When I was a kid, buying a Christmas tree was not just a trip to the tree lot but a major holiday experience. I remember one year my dad filled up the station wagon with all of the kids. Yes, he had several station wagons over the years. Each one a little uglier and more dated. The last one which was involved in this story was royal blue with a two-foot fake wood stripe down the side. Who’s with me? We drove over an hour to Mansfield to pick out a tree which in hindsight, was probably off the same tree farm of the Christmas Tree that were around the corner from our house. Needless to say, it had lost a lot of needles on the roof of the station wagon on the way back to our house. Dad was so happy because it was $2 cheaper than the local ones.
When picking out a tree nowadays, the list of options and criteria are much longer than my dad’s lone requirement of good deal. He doesn’t seem to out there now, does he? The choice between a cut, live, or artificial tree is a difficult one. An artificial Prelit Christmas Tree shipped directly to your front door with Amazon free shipping is a tempting choice. However, the cut vs. live tree option is a little messier, literally and figuratively.
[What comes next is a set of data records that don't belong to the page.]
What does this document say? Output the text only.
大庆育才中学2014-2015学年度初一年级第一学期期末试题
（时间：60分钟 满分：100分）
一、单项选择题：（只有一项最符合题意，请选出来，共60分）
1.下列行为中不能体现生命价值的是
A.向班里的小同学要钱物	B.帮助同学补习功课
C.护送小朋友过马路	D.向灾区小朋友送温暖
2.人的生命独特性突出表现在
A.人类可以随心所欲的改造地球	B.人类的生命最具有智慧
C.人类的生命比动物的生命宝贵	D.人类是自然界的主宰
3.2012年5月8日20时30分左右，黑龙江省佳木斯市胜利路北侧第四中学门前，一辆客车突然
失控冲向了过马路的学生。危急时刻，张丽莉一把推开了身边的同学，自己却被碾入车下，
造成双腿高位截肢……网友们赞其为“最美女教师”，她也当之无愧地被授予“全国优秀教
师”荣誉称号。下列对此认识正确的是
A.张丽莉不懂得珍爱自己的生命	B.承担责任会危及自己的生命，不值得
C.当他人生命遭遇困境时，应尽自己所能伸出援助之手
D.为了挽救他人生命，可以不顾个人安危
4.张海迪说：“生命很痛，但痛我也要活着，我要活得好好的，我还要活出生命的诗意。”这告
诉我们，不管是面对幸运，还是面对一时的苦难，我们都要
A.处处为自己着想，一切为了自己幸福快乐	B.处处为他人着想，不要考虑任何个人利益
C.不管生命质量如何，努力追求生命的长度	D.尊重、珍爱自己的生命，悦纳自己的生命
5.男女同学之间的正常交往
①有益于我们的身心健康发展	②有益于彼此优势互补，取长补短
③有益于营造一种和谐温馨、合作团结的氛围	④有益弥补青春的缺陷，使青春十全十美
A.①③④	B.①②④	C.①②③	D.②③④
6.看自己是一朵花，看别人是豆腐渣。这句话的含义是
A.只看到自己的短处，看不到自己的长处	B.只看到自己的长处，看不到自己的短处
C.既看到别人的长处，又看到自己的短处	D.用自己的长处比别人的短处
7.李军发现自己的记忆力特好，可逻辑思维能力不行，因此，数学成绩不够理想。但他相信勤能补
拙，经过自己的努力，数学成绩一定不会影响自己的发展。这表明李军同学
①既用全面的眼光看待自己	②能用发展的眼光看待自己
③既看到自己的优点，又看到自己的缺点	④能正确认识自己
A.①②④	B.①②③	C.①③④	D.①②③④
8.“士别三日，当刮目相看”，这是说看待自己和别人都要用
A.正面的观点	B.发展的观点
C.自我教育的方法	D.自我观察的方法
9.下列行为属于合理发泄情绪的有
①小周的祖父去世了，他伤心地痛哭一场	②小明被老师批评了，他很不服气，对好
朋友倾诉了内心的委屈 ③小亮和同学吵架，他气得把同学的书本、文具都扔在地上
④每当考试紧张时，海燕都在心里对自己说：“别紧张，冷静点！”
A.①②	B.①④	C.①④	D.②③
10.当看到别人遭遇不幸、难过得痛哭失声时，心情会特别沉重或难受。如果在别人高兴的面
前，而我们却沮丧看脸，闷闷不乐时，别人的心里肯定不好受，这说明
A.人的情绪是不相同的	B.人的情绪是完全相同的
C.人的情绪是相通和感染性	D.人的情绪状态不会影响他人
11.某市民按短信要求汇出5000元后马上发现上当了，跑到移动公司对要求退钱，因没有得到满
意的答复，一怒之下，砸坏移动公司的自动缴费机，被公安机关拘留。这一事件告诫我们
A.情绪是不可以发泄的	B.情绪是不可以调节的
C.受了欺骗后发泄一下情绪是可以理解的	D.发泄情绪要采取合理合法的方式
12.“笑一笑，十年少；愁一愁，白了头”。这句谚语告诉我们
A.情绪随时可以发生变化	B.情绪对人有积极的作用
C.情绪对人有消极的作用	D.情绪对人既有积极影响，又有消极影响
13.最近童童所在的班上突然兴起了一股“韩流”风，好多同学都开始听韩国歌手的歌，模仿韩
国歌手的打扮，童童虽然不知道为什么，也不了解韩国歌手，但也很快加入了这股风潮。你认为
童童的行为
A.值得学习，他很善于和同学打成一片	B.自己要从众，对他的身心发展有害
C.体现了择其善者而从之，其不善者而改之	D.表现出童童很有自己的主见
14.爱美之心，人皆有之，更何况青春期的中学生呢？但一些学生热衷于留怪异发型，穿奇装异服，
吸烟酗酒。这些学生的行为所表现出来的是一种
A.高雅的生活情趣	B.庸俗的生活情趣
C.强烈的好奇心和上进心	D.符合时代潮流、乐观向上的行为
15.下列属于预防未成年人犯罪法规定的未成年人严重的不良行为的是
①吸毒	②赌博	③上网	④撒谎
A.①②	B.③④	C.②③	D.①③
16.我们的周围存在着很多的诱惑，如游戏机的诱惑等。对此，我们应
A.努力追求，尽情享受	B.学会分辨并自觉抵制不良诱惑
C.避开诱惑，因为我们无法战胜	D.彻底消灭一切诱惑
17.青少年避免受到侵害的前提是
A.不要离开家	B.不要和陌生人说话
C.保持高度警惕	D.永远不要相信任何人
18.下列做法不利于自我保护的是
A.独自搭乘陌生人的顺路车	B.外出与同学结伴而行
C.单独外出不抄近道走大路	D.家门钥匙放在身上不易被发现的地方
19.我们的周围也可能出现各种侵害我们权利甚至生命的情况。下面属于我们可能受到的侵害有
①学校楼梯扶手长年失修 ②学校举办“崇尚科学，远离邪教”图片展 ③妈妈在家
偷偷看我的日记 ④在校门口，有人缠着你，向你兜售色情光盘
A live tree is a cool option but can be difficult to plant after the holidays if the ground is still frozen. In addition, because of the root ball, anything over six feet you will need a crane to get into your house. If you are selecting a live tree, choose one that will grow and thrive in northern Ohio. A fun trip with the kids is to cut your own Christmas tree. There are several cut-your-own tree farms in Northeast Ohio. A good list can be found on the Ohio Christmas Tree Association website (Link). If you are buying one from a parking lot or big box store, make sure the tree is from a sustainable tree farm. A fresh Christmas tree that fills your home with scent of pine is always a holiday favorite.
Here are a few selection tips:
• Look for one with good color. Dull needles could be an indication of dryness or its lot age.
• Find one that was recently harvested.
• Shake the tree, look for excessive needle loss. Some needle loss is normal on any tree. However, when it is shaken, it should retain most of its needles.
• Brittle needles that break are a sign of a dehydrated tree.
• Check for the presence of insects and other pests.